Writing Advice
Write Like No One’s Clapping
Medium is not Pavlov’s dog, or is it?

Why do you write? T’ain’t no mystery. Want to have a good clapping history. Or, do you write because you love it? Or, is it both? Or is it complicated?
Remember Pavlov’s dog? Pavlov was that behavioral scientist who predicted that dogs would salivate when you put a bowl of food in front of them. This is considered an unconditioned response, a response that did not have to be learned.
What Pavlov learned was that the dogs began to salivate in anticipation of the food. They didn’t need to see the bowl. They merely needed to hear the footsteps of the person bringing the bowl to get their salivary glands ramped up.
Now, let’s talk Medium. Medium Writers are like Pavlov’s dog. Writing on Medium creates a similar response. Pavlov’s dog was initially given the food. Medium writers are initially given an audience, claps, fans, and responses. Writing on Medium makes you crave responses the way Pavlov’s dog craves the food.
I get it. I’m with you. I’m a dog too. Maybe, in your previous writing life, you didn’t get the accolades you deserved. Maybe you did. But now, here we all are, together, awaiting our claps.
You’re writing more. Some weeks you’re on fire. Some weeks life is too busy to write, but you’ve got an audience. You’re licking your lips, like Pavlov’s dog, anticipating a response, salivating in anticipation of claps, before you’ve even finished writing the piece.

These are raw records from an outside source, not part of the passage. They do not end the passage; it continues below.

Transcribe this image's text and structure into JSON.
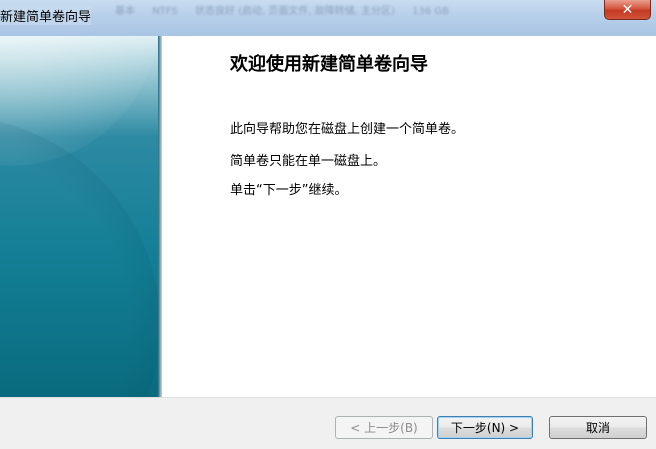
{
  "window": {
    "title": "新建简单卷向导",
    "close_glyph": "✕",
    "background_blur_text": [
      "基本",
      "NTFS",
      "状态良好 (启动, 页面文件, 故障转储, 主分区)",
      "136 GB"
    ]
  },
  "wizard": {
    "heading": "欢迎使用新建简单卷向导",
    "paragraphs": [
      "此向导帮助您在磁盘上创建一个简单卷。",
      "简单卷只能在单一磁盘上。",
      "单击“下一步”继续。"
    ]
  },
  "buttons": {
    "back": "< 上一步(B)",
    "next": "下一步(N) >",
    "cancel": "取消"
  },
  "colors": {
    "titlebar": "#b7cfe9",
    "side_panel": "#137f96",
    "close_button": "#c23a22",
    "footer": "#f0f0f0"
  }
}
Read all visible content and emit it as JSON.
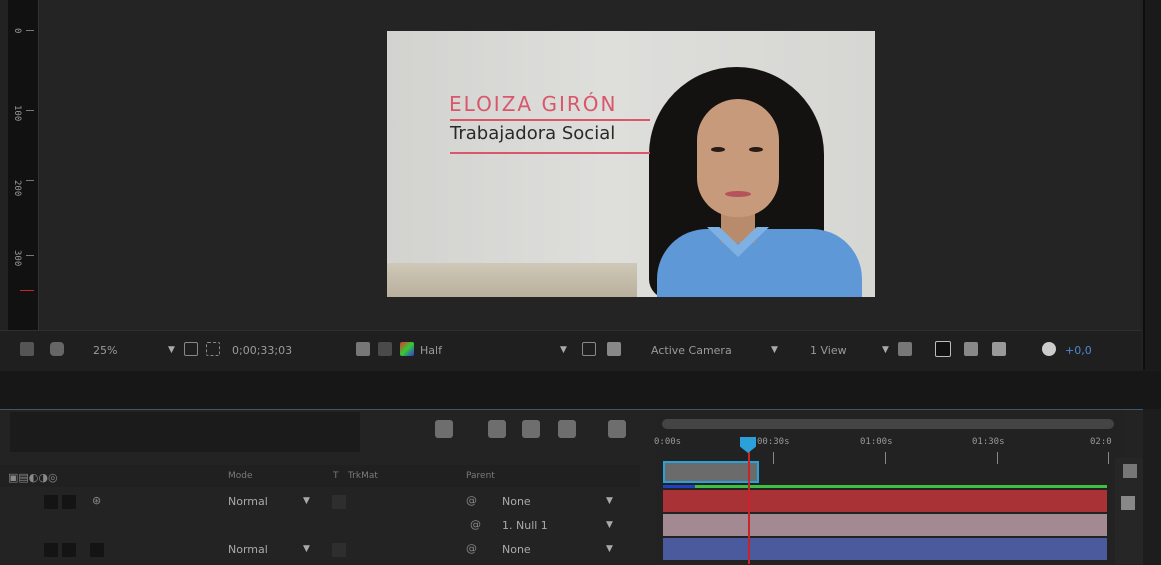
{
  "viewer": {
    "ruler_labels": [
      "0",
      "100",
      "200",
      "300"
    ],
    "composition": {
      "name_title": "ELOIZA GIRÓN",
      "name_subtitle": "Trabajadora Social",
      "accent_color": "#d9566b"
    }
  },
  "viewer_toolbar": {
    "zoom": "25%",
    "timecode": "0;00;33;03",
    "resolution": "Half",
    "camera": "Active Camera",
    "views": "1 View",
    "exposure": "+0,0"
  },
  "timeline": {
    "columns": {
      "mode": "Mode",
      "t": "T",
      "trkmat": "TrkMat",
      "parent": "Parent"
    },
    "ruler_times": [
      "0:00s",
      "00:30s",
      "01:00s",
      "01:30s",
      "02:0"
    ],
    "rows": [
      {
        "mode": "Normal",
        "parent": "None"
      },
      {
        "mode": "",
        "parent": "1. Null 1"
      },
      {
        "mode": "Normal",
        "parent": "None"
      }
    ],
    "layer_colors": [
      "#a83236",
      "#a38a92",
      "#4a5a9c"
    ],
    "playhead_color": "#c8242a",
    "workarea_color": "#2ca0d8"
  }
}
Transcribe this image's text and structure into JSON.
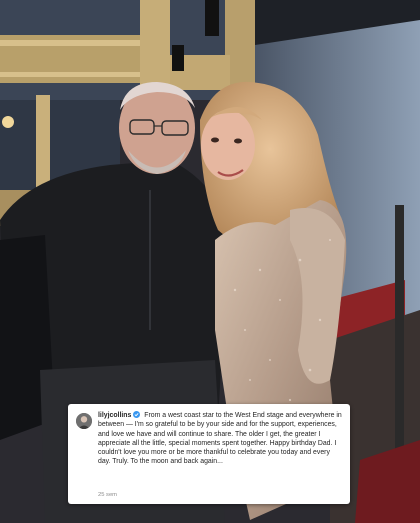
{
  "caption": {
    "username": "lilyjcollins",
    "verified": true,
    "text": "From a west coast star to the West End stage and everywhere in between — I'm so grateful to be by your side and for the support, experiences, and love we have and will continue to share. The older I get, the greater I appreciate all the little, special moments spent together. Happy birthday Dad. I couldn't love you more or be more thankful to celebrate you today and every day. Truly. To the moon and back again...",
    "timestamp": "25 sem"
  },
  "colors": {
    "verified_badge": "#3897f0",
    "card_background": "#ffffff",
    "timestamp": "#8e8e8e"
  },
  "icons": {
    "avatar": "profile-avatar",
    "verified": "verified-badge-icon"
  }
}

But nothing lasts forever. Or nothing remains constant. There are weeks applause rolls in. There are weeks it seems like your stories have a stench and are actually repelling readers.

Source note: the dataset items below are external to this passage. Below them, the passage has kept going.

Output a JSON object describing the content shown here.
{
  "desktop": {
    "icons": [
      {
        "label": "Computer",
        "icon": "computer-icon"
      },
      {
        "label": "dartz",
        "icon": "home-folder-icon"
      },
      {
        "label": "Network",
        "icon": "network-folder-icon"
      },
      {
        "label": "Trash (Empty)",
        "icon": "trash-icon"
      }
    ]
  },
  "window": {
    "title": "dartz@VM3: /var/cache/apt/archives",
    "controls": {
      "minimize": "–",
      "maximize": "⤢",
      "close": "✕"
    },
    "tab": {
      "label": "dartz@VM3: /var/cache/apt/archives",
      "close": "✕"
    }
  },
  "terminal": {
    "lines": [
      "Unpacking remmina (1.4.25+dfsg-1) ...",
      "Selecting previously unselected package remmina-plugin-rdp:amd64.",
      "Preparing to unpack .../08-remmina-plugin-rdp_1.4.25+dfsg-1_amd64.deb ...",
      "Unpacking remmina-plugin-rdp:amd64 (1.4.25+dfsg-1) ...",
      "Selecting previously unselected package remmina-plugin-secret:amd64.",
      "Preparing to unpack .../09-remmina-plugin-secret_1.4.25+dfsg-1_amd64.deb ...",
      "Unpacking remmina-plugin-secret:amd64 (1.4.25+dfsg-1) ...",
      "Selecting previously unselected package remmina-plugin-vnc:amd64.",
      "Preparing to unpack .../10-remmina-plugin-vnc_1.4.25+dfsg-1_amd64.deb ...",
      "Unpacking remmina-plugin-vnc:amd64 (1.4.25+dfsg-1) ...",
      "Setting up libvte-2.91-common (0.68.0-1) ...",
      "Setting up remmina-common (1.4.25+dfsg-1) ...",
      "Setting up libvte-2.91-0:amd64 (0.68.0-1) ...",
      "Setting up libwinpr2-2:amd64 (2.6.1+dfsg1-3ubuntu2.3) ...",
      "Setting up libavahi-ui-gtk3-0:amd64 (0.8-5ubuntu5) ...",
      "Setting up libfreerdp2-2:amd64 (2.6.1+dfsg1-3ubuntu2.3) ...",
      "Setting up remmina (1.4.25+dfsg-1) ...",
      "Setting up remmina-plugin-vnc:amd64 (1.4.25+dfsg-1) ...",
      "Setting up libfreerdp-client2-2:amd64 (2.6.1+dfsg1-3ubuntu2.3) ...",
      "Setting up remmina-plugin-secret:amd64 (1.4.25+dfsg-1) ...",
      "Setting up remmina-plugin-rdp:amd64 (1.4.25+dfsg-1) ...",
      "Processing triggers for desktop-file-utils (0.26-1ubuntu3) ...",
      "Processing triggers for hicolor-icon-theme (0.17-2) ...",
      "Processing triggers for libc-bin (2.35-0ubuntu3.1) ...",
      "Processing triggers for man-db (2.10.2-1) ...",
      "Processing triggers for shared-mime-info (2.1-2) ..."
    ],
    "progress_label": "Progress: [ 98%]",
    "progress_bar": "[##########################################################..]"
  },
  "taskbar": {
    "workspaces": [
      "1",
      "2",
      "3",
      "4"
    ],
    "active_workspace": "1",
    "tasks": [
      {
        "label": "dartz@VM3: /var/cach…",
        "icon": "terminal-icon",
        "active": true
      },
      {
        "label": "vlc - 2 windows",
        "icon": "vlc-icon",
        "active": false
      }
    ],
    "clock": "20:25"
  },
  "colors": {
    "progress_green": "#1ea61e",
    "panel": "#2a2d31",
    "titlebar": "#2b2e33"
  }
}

Maybe the glow of Medium is fading for you. The bowl of food isn’t coming just because you write. People read maybe 67% of your work, and they’re not even clapping. The sound of no hands clapping is heartbreaking.
Who cares?
In the Pre-Medium Era, writing was a solitary act. When you completed a story, people didn’t run into your room clapping. If they did, you would have called the police. Unless they were famous people, or people you had crushes on, or people you knew. But generally, writing was a solo gig and you learned to pat your own back.
I don’t know how long you have been writing, but you kept doing it, even when no one applauded you. You wrote poems, stories, letters, novels, essays, memos. You wrote in spite of no obvious lucrative rewards.
Writing in the Pre-Medium Era was like faith. You didn’t need to see your audience, to keep sending your words into the world. Writing was your compulsion. It was how you organized the world.
Now, with Medium, you are facing a new challenge. How do you keep writing when you’ve grown to expect applause, fans, and responses and they seem to be in short supply? You question yourself in a new way. Have you lost your writing mojo? Why can’t anyone see me? Why are so few people clapping?
My advice, and I follow it myself, is to go back to the old ways.
Remember when writing was an action, not a competition, or a gauge of your value? Go there. Sit there. If you are starting to assess your daily value on claps and fans, close your computer and pick up a pen and a notebook. Write in your notebook for a while. Find your roots. Come back when you have something to say, even if no one is clapping.